На дороге не было ни души.

Тогда остальные мыши тоже стали вылезать из своих норок. Вскоре участники процессии собрались снова вместе и решили все-таки возобновить Триумфальное шествие. Ведь печаль и уныние никому не по сердцу. Даже самая неприметная мышь и та все время чего-то ждет от жизни. Порядок и церемониал оставались прежними, и каждый снова принялся за свои обязанности. Впереди Рупор-ракушка, затем Знамена, потом Биены, Главный Барабан, Большой Барабан и, конечно, Паланкин Триумфатора…

Но когда взялись за ручки носилок, то увидели, что славный Нят-Лауреат лежит на земле, придавленный Паланкином, с мрачным выражением лица.
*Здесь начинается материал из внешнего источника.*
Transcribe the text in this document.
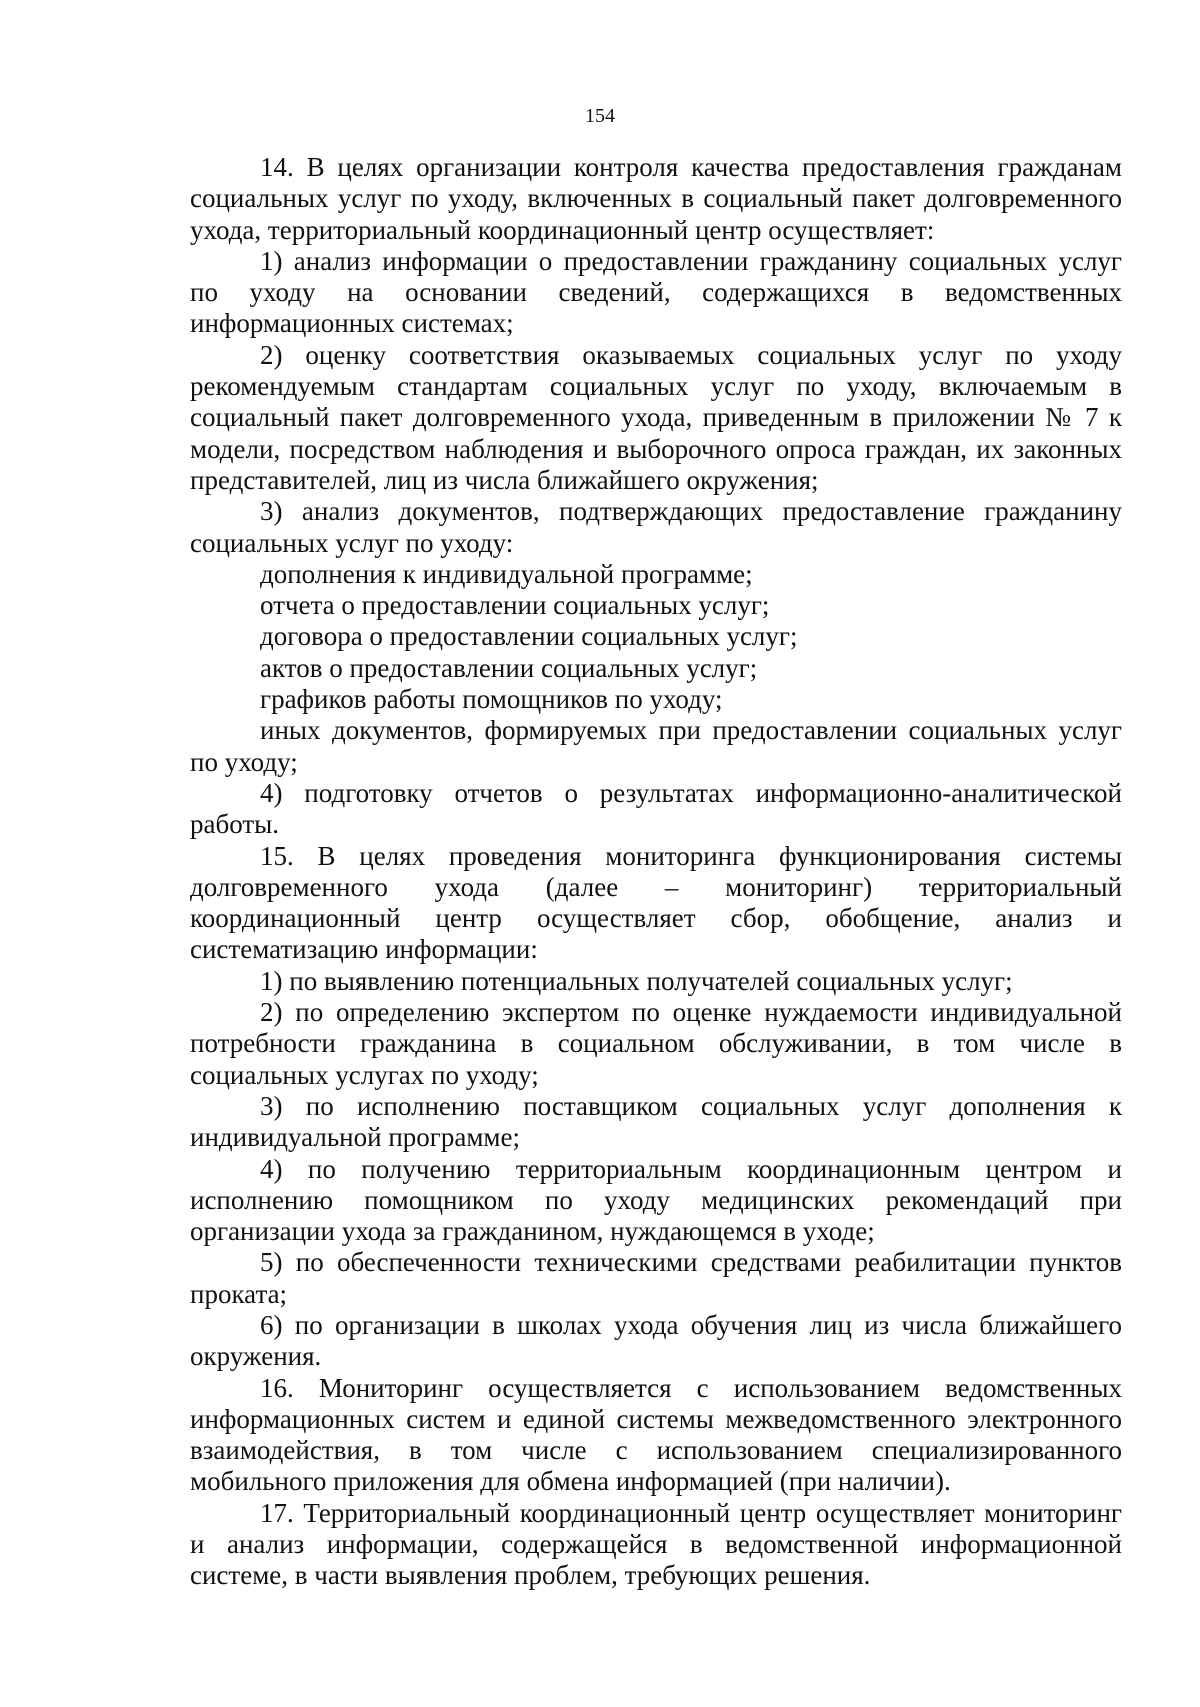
154

14. В целях организации контроля качества предоставления гражданам социальных услуг по уходу, включенных в социальный пакет долговременного ухода, территориальный координационный центр осуществляет:

1) анализ информации о предоставлении гражданину социальных услуг по уходу на основании сведений, содержащихся в ведомственных информационных системах;

2) оценку соответствия оказываемых социальных услуг по уходу рекомендуемым стандартам социальных услуг по уходу, включаемым в социальный пакет долговременного ухода, приведенным в приложении № 7 к модели, посредством наблюдения и выборочного опроса граждан, их законных представителей, лиц из числа ближайшего окружения;

3) анализ документов, подтверждающих предоставление гражданину социальных услуг по уходу:

дополнения к индивидуальной программе;

отчета о предоставлении социальных услуг;

договора о предоставлении социальных услуг;

актов о предоставлении социальных услуг;

графиков работы помощников по уходу;

иных документов, формируемых при предоставлении социальных услуг по уходу;

4) подготовку отчетов о результатах информационно-аналитической работы.

15. В целях проведения мониторинга функционирования системы долговременного ухода (далее – мониторинг) территориальный координационный центр осуществляет сбор, обобщение, анализ и систематизацию информации:

1) по выявлению потенциальных получателей социальных услуг;

2) по определению экспертом по оценке нуждаемости индивидуальной потребности гражданина в социальном обслуживании, в том числе в социальных услугах по уходу;

3) по исполнению поставщиком социальных услуг дополнения к индивидуальной программе;

4) по получению территориальным координационным центром и исполнению помощником по уходу медицинских рекомендаций при организации ухода за гражданином, нуждающемся в уходе;

5) по обеспеченности техническими средствами реабилитации пунктов проката;

6) по организации в школах ухода обучения лиц из числа ближайшего окружения.

16. Мониторинг осуществляется с использованием ведомственных информационных систем и единой системы межведомственного электронного взаимодействия, в том числе с использованием специализированного мобильного приложения для обмена информацией (при наличии).

17. Территориальный координационный центр осуществляет мониторинг и анализ информации, содержащейся в ведомственной информационной системе, в части выявления проблем, требующих решения.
Оказывается, он так и пролежал все это время, будучи не в состоянии даже приподняться. В довершение всех бед в тот момент, когда Паланкин опрокинулся набок, Лауреату дверцей прищемило Хвост. Боль была невыносима, но Нят не осмелился даже пикнуть. Потому что пикнуть в ту минуту означало угодить прямо в когти Драному Коту. Стиснув зубы и, как философ, перенося телесные страдания, Молодой Нят покоился под перевернутым Паланкином до той самой минуты, когда носильщики снова подняли его и славный Лауреат смог встать, расправить онемевшие члены и вытащить свой Хвост. Но, о ужас, элегантный и гибкий Лауреатский Хвост оказался надломленным у самого седалища. Рана нестерпимо болела и сильно кровоточила. Нят не мог даже присесть. А что же это за Триумф, если Лауреат не будет восседать в Паланкине, как предписано ритуалом? Молодой Нят, стеная, улегся на дно Паланкина, и носильщики со всех ног пустились к его Дому.